Is there an elegant and fast way to test for the 1-bits in an integer to be in a contiguous region?

static _Bool IsCompact(unsigned x)
{
    return (x & x + (x & -x)) == 0;
}

Briefly:

x & -x gives the lowest bit set in x (or zero if x is zero).

x + (x & -x) converts the lowest string of consecutive 1s to a single 1 (or wraps to zero).

x & x + (x & -x) clears those 1 bits.

(x & x + (x & -x)) == 0 tests whether any other 1 bits remain.

Longer:

-x equals ~x+1 (for the int in the question, we assume two’s complement, but unsigned is preferable). After the bits are flipped in ~x, adding 1 carries so that it flips back the low 1 bits in ~x and the first 0 bit but then stops. Thus, the low bits of -x up to and including its first 1 are the same as the low bits of x, but all higher bits are flipped. (Example: ~10011100 gives 01100011, and adding 1 gives 01100100, so the low 100 are the same, but the high 10011 are flipped to 01100.) Then x & -x gives us the only bit that is 1 in both, which is that lowest 1 bit (00000100). (If x is zero, x & -x is zero.)

Adding this to x causes a carry through all the consecutive 1s, changing them to 0s. It will leave a 1 at the next higher 0 bit (or carry through the high end, leaving a wrapped total of zero) (10100000.)

When this is ANDed with x, there are 0s in the places where the 1s were changed to 0s (and also where the carry changed a 0 to a 1). So the result is not zero only if there is another 1 bit higher up.


There is actually no need to use any intrinsics.

First flip all the 0s before the first 1. Then test if the new value is a mersenne number. In this algo, zero is mapped to true.

bool has_compact_bits( unsigned const x )
{
    // fill up the low order zeroes
    unsigned const y = x | ( x - 1 );
    // test if the 1's is one solid block
    return not ( y & ( y + 1 ) );
}

Of course, if you want to use intrinsics, here is the popcount method:

bool has_compact_bits( unsigned const x )
{
    size_t const num_bits = CHAR_BIT * sizeof(unsigned);
    size_t const sum = __builtin_ctz(x) + __builtin_popcount(x) + __builtin_clz(z);
    return sum == num_bits;
}

Actually you don't need to count leading zeros. As suggested by pmg in the comments, exploiting the fact that the numbers you are looking for are those of sequence OEIS A023758, i.e. Numbers of the form 2^i - 2^j with i >= j, you may just count trailing zeros (i.e. j - 1), toggle those bits in the original value (equivalent to add 2^j - 1), and then check if that value is of the form 2^i - 1. With GCC/clang intrinsics,

bool has_compact_bits(int val) {
    if (val == 0) return true; // __builtin_ctz undefined if argument is zero
    int j = __builtin_ctz(val) + 1;
    val |= (1 << j) - 1; // add 2^j - 1
    val &= (val + 1); // val set to zero if of the form (2^i - 1)
    return val == 0;
}

This version is slightly faster then yours and the one proposed by KamilCuk and the one by Yuri Feldman with popcount only.

If you are using C++20, you may get a portable function by replacing __builtin_ctz with std::countr_zero:

#include <bit>

bool has_compact_bits(int val) {
    int j = std::countr_zero(static_cast<unsigned>(val)) + 1; // ugly cast
    val |= (1 << j) - 1; // add 2^j - 1
    val &= (val + 1); // val set to zero if of the form (2^i - 1)
    return val == 0;
}

The cast is ugly, but it is warning you that it is better to work with unsigned types when manipulating bits.
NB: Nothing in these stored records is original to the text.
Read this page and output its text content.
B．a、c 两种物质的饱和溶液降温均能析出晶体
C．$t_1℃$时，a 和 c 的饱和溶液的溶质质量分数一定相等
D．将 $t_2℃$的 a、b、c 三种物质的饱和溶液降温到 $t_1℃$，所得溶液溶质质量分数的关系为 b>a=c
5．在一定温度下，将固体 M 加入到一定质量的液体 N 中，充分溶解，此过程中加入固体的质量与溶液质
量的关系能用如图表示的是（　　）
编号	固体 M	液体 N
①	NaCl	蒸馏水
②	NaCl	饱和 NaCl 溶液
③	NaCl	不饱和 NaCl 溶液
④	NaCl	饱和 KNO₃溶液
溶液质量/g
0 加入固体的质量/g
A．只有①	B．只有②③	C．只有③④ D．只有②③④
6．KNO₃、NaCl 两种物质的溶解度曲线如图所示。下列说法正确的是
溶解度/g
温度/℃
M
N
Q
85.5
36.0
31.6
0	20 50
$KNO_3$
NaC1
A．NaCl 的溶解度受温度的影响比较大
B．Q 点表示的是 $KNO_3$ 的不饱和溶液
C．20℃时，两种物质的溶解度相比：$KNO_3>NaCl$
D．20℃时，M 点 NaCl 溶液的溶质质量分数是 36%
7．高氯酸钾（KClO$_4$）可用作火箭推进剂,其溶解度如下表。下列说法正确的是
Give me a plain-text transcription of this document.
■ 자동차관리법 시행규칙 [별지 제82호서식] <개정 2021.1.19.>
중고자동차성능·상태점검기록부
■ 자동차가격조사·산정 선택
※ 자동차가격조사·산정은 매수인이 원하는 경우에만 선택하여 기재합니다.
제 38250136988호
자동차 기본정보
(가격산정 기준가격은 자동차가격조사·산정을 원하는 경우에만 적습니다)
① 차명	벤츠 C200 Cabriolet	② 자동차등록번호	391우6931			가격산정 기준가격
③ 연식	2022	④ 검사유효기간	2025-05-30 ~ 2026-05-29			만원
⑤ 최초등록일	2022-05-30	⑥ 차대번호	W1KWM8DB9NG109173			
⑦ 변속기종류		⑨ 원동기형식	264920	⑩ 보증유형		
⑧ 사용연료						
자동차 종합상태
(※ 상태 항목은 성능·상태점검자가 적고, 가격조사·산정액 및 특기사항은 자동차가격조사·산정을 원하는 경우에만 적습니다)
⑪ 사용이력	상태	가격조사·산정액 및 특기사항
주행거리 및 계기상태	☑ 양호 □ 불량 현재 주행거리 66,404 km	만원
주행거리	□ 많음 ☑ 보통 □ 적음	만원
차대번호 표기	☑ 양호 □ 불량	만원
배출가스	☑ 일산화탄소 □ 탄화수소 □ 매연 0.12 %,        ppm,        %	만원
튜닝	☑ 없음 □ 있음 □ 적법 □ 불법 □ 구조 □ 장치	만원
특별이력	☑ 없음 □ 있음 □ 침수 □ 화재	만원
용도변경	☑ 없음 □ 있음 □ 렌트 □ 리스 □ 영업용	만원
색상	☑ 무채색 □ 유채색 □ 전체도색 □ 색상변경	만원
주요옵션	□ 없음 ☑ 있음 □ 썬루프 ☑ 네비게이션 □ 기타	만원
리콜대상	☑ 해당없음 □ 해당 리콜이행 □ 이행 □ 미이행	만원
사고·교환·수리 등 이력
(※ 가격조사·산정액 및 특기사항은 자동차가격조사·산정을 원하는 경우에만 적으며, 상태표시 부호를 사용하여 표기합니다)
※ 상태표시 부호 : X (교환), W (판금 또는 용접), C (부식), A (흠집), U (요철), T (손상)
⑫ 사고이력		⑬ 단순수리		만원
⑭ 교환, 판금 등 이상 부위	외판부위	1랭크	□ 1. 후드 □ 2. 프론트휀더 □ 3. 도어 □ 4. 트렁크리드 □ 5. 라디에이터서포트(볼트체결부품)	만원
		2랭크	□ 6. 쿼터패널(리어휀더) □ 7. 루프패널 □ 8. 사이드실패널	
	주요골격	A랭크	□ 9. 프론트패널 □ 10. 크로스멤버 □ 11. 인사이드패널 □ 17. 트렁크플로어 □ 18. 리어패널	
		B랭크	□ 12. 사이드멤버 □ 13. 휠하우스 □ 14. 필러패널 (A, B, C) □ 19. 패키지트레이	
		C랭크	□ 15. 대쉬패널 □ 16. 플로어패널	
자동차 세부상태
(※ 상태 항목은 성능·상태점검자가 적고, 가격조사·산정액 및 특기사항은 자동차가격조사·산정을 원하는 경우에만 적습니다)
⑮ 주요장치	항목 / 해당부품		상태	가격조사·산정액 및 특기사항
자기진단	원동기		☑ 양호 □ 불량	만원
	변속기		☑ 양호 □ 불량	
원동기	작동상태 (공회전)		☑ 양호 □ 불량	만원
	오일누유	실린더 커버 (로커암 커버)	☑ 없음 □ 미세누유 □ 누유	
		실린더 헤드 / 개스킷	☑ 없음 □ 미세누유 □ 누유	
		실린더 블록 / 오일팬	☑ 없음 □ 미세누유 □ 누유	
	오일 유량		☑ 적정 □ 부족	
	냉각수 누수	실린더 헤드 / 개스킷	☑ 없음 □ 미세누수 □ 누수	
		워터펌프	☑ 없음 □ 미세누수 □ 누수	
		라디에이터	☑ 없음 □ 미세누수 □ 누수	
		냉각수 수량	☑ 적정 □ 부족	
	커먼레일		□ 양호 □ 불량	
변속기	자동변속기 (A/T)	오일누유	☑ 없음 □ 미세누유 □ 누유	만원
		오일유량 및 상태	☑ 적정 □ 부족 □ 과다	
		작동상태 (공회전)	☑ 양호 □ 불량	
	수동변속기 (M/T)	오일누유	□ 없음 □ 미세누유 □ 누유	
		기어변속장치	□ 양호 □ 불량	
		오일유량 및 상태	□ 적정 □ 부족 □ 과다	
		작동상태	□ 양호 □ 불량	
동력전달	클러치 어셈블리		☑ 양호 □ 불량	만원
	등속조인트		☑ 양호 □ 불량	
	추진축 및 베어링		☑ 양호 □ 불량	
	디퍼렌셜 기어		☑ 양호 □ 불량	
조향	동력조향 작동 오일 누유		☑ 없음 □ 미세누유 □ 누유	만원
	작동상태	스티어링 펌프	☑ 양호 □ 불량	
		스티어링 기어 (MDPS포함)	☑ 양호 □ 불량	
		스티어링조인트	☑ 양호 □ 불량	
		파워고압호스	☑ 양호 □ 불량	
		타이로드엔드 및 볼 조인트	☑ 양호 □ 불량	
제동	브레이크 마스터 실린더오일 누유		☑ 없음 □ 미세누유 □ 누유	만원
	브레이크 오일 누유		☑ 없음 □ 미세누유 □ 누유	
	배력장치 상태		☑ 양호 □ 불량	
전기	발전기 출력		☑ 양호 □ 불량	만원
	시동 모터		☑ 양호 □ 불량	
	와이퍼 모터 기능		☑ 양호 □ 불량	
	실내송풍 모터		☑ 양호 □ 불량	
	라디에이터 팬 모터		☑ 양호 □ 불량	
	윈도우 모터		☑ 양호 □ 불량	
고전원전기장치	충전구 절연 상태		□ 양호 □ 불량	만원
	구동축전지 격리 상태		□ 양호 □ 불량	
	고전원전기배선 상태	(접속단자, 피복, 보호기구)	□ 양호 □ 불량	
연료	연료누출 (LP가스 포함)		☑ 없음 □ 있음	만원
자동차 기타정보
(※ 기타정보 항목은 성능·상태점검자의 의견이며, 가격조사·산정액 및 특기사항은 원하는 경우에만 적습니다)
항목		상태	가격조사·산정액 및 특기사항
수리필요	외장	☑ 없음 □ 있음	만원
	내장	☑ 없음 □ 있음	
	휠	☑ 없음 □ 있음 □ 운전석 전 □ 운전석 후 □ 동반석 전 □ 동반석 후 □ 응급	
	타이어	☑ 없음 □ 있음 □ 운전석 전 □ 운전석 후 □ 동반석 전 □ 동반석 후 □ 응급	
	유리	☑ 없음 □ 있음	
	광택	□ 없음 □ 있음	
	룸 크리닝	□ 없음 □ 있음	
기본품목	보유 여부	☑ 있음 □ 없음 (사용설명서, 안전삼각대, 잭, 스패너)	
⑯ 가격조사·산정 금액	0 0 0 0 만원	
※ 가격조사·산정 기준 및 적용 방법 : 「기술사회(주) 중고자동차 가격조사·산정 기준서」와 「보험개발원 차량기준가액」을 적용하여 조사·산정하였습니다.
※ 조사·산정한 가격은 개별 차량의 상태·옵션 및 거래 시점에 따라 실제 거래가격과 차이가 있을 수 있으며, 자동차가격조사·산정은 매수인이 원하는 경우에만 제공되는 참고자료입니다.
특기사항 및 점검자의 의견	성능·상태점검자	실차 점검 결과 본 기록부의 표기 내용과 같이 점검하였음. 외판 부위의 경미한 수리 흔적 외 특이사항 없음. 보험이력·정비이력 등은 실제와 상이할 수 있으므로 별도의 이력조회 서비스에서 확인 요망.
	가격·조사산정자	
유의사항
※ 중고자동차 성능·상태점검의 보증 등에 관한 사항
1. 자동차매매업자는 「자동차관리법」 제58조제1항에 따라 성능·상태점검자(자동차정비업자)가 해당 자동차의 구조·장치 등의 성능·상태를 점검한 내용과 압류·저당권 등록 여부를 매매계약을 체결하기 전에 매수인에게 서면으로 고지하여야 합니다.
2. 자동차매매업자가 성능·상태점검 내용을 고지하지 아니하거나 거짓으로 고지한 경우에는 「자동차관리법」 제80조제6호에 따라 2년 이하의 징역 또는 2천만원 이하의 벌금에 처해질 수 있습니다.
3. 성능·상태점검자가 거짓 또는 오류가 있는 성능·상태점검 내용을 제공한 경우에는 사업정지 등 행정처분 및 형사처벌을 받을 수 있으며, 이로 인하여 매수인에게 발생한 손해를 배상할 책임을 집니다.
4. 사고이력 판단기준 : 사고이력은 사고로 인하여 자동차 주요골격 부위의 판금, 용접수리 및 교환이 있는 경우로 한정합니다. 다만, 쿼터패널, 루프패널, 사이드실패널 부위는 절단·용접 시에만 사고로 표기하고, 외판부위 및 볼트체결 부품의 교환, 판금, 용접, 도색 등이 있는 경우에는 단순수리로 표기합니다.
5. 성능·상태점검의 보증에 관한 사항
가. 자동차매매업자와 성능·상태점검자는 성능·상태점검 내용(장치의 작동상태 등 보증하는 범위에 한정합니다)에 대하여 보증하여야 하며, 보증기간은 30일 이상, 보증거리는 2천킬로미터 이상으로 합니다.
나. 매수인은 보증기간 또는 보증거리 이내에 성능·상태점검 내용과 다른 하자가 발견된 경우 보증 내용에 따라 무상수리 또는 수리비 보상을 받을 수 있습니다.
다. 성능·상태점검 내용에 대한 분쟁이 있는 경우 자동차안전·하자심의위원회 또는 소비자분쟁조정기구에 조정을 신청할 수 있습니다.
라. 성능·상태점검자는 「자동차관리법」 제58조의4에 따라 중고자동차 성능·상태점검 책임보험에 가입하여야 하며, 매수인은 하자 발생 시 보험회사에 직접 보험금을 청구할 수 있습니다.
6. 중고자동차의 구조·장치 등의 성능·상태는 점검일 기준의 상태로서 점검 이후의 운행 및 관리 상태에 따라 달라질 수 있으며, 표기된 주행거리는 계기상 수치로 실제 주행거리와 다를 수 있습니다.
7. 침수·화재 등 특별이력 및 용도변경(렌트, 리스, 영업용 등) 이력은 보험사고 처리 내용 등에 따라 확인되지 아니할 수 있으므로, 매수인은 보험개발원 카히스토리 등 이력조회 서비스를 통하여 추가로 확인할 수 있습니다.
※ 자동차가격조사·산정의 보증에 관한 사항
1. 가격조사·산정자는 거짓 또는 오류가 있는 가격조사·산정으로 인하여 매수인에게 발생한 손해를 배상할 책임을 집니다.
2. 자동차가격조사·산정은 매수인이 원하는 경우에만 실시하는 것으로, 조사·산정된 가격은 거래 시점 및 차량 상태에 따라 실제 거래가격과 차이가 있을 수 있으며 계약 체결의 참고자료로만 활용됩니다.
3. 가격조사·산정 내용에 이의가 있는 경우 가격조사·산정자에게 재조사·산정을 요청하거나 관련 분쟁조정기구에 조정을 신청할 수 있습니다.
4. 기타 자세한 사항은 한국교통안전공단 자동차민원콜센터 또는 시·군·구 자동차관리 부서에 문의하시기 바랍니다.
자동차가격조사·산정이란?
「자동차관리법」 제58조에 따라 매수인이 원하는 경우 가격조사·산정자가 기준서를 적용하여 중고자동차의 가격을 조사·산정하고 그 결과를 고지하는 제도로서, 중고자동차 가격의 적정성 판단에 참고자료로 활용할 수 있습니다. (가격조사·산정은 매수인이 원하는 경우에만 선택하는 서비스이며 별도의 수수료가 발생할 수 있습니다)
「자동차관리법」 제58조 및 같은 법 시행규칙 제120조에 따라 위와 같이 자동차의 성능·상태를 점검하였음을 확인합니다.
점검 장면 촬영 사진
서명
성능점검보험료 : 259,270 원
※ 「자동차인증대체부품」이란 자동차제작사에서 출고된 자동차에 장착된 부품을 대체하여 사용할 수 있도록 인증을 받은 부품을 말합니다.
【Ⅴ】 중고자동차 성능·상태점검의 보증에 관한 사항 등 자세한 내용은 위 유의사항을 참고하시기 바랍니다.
Pre-C++20 alternatives are boost::multiprecision::lsb.

Edit:

The benchmark on the strikethrough link was limited by the fact that no popcount instruction had been emitted for Yuri Feldman version. Trying to compile them on my PC with -march=westmere, I've measured the following time for 1 billion iterations with identical sequences from std::mt19937:

  • your version: 5.7 s
  • KamilCuk's second version: 4.7 s
  • my version: 4.7 s
  • Eric Postpischil's first version: 4.3 s
  • Yuri Feldman's version (using explicitly __builtin_popcount): 4.1 s

So, at least on my architecture, the fastest seems to be the one with popcount.

Edit 2:

I've updated my benchmark with the new Eric Postpischil's version. As requested in the comments, code of my test can be found here. I've added a no-op loop to estimate the time needed by the PRNG. I've also added the two versions by KevinZ. Code has been compiled on clang with -O3 -msse4 -mbmi to get popcnt and blsi instruction (thanks to Peter Cordes).

Results: At least on my architecture, Eric Postpischil's version is exactly as fast as Yuri Feldman's one, and at least twice faster than any other version proposed so far.